ODD? Defined in Terms of EVEN?

I've been slowly migrating generic dispatch to a new mechanism that's more extensible, and also provides the ability to have common code which does pre-or-post processing on what the generic portion does.

This raises semantic questions everywhere. Something as simple as EVEN? and ODD? you can ask how this should be defined in terms of other things.

Is there just a generic MODULO function, that you use with 2 and ask if it produces 0 or 1 to get the behavior of EVEN? and ODD? Or are EVEN? and ODD? separate methods? Or is EVEN? a method and ODD? just defined as the negative of that? Or vice-versa?

(You can even have fallbacks... e.g. EVEN? could check to see if there's a specific narrow methodization for EVEN? and use that if so. But if not, it could then see if MODULO of 2 was available and worked.)

This is a big headache, and I wish I didn't have to care. But until all these things are migrated, the old generics system is just hanging around being lame.

So I have to do something with it.

Haskell Defines ODD in Terms Of EVEN

 even :: Integral a => a -> Bool
 even n = n `mod` 2 == 0

 odd :: Integral a => a -> Bool
 odd n = not (even n)

The operations specifically require things to be "Integral", and do mod

Historically EVEN? and ODD? have been able to work not just on INTEGER!, but also on TIME!, DATE!, PAIR!, MONEY!...
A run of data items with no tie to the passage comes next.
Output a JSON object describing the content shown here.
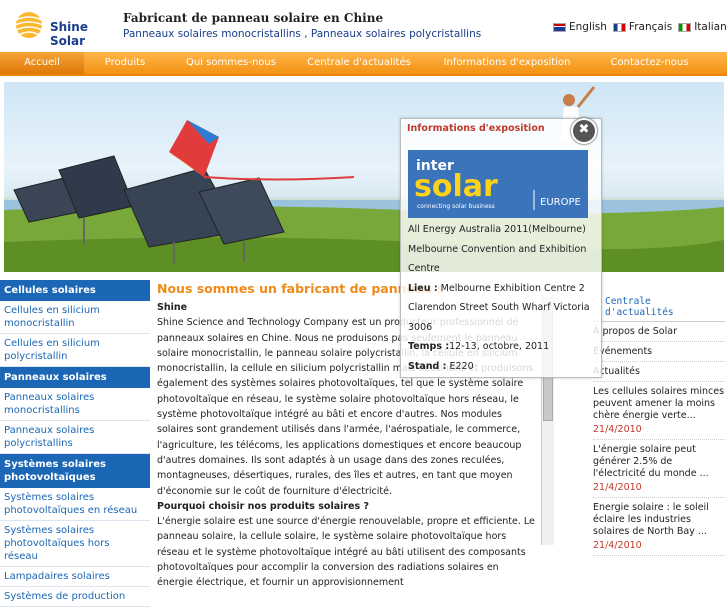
{
  "header": {
    "logo_text": "Shine Solar",
    "title": "Fabricant de panneau solaire en Chine",
    "subtitle": "Panneaux solaires monocristallins , Panneaux solaires polycristallins",
    "languages": [
      "English",
      "Français",
      "Italiano"
    ]
  },
  "nav": [
    "Accueil",
    "Produits",
    "Qui sommes-nous",
    "Centrale d'actualités",
    "Informations d'exposition",
    "Contactez-nous"
  ],
  "sidebar": {
    "sections": [
      {
        "title": "Cellules solaires",
        "items": [
          "Cellules en silicium monocristallin",
          "Cellules en silicium polycristallin"
        ]
      },
      {
        "title": "Panneaux solaires",
        "items": [
          "Panneaux solaires monocristallins",
          "Panneaux solaires polycristallins"
        ]
      },
      {
        "title": "Systèmes solaires photovoltaïques",
        "items": [
          "Systèmes solaires photovoltaïques en réseau",
          "Systèmes solaires photovoltaïques hors réseau",
          "Lampadaires solaires",
          "Systèmes de production"
        ]
      }
    ]
  },
  "main": {
    "title": "Nous sommes un fabricant de panneau s",
    "company": "Shine",
    "p1": "Shine Science and Technology Company est un producteur professionnel de panneaux solaires en Chine. Nous ne produisons pas seulement le panneau solaire monocristallin, le panneau solaire polycristallin, la cellule en silicium monocristallin, la cellule en silicium polycristallin mais dessinons et produisons également des systèmes solaires photovoltaïques, tel que le système solaire photovoltaïque en réseau, le système solaire photovoltaïque hors réseau, le système photovoltaïque intégré au bâti et encore d'autres. Nos modules solaires sont grandement utilisés dans l'armée, l'aérospatiale, le commerce, l'agriculture, les télécoms, les applications domestiques et encore beaucoup d'autres domaines. Ils sont adaptés à un usage dans des zones reculées, montagneuses, désertiques, rurales, des îles et autres, en tant que moyen d'économie sur le coût de fourniture d'électricité.",
    "q2": "Pourquoi choisir nos produits solaires ?",
    "p2": "L'énergie solaire est une source d'énergie renouvelable, propre et efficiente. Le panneau solaire, la cellule solaire, le système solaire photovoltaïque hors réseau et le système photovoltaïque intégré au bâti utilisent des composants photovoltaïques pour accomplir la conversion des radiations solaires en énergie électrique, et fournir un approvisionnement"
  },
  "right": {
    "heading": "Centrale d'actualités",
    "links": [
      "À propos de Solar",
      "Événements",
      "Actualités"
    ],
    "news": [
      {
        "title": "Les cellules solaires minces peuvent amener la moins chère énergie verte...",
        "date": "21/4/2010"
      },
      {
        "title": "L'énergie solaire peut générer 2.5% de l'électricité du monde ...",
        "date": "21/4/2010"
      },
      {
        "title": "Energie solaire : le soleil éclaire les industries solaires de North Bay ...",
        "date": "21/4/2010"
      }
    ]
  },
  "popup": {
    "title": "Informations d'exposition",
    "logo_line1": "inter",
    "logo_line2": "solar",
    "logo_tag": "connecting solar business",
    "logo_region": "EUROPE",
    "event": "All Energy Australia 2011(Melbourne)",
    "venue": "Melbourne Convention and Exhibition Centre",
    "lieu_label": "Lieu :",
    "lieu": "Melbourne Exhibition Centre 2 Clarendon Street South Wharf Victoria 3006",
    "temps_label": "Temps :",
    "temps": "12-13, octobre, 2011",
    "stand_label": "Stand :",
    "stand": "E220",
    "close_glyph": "✖"
  }
}
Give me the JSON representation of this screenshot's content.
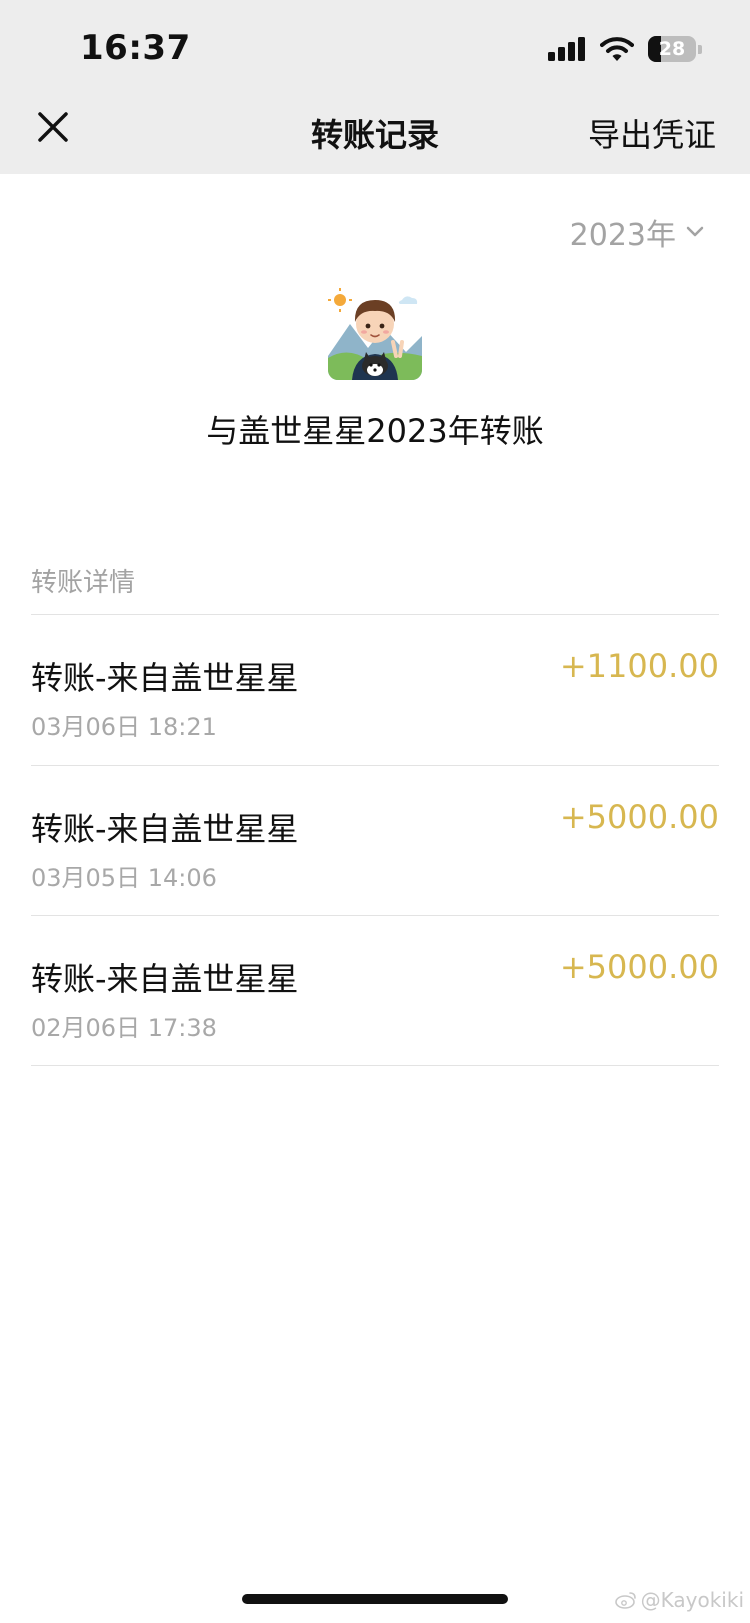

Leading to the question: Why would EVEN? and ODD? be defined for all these things? What does it even mean to say a pair of two numbers is even or odd? Does DATE! tell you if the day is even, the month...? Does the TIME! tell you if the seconds are even?!? :pouting_cat:

For The Curious, The Answers Were...

DECIMAL! tested the rounded version, I guess? :roll_eyes:

(even? 0.0)
(not even? 1.0)
(even? 2.0)
(not even? -1.0)
(even? -2.0)
[  https://github.com/metaeducation/rebol-issues/issues/1775
    (even? 1.7976931348623157e308)
]
(even? -1.7976931348623157e308)

CHAR! tested the codepoint:

(even? NUL)
(not even? #"^a")
(even? #"^b")
(not even? #"^(ff)")

Time Tested seconds:

(even? 0:00)
(even? 0:1:00)
(even? -0:1:00)
(not even? 0:0:01)
(even? 0:0:02)
(not even? -0:0:01)
(even? -0:0:02)

Date checks the day, though there's no test of that.

There's no test for PAIR!, and it seems like it's just something in the type signature that's not supported (presumably because someone copied the type spec from somewhere else, and it had PAIR! in it, but there's no actual implementation).

Weirdness, But If It Supports MODULO...

Trying to explain to people the semantics of why a TIME! or a PAIR! or a DECIMAL! is even or odd requires explaining what you're doing in terms of the conversion to get the integer to test.

But... if your datatype supports MOD, I guess it's reasonable enough to say that if MOD 2 = 0 is true then it's even... but:

rebol2>> modulo 0:1:00 2
== 0:00

That doesn't "equal zero" in terms of precise equality with the integer 0. But the ZERO? test might say it's the zero for the type.

So is it ZERO? of MODULO with 2...?

:face_with_head_bandage:

This Is Not A Big Concern For Me

But I have to get rid of the old generics.

  • I'm going to delete the PAIR! from the type spec, that's nonsensical

  • I'm going to delete the DECIMAL! implementation because even? 1.5 is ridiculous. If you want to test the rounded number, say how you're rounding and test the integer result.

  • I'm going to delete the DATE! implementation, because if you want to check if the day of a date is even, say that.

  • I'm not going to support it for RUNE!, because since the unification of CHAR w/ISSUE it makes sense on even fewer cases.

But for now I'll leave the TIME!, as an example of "we could methodize EVEN-ness, if you had some concept of evenness and oddness of an arbitrary type, perhaps even not an arithmetic one".

So there'll be a separate EVEN? entry point... with ODD? defined as the negation of whatever that answers. I'll let people of the future (AI of the future?) worry about it.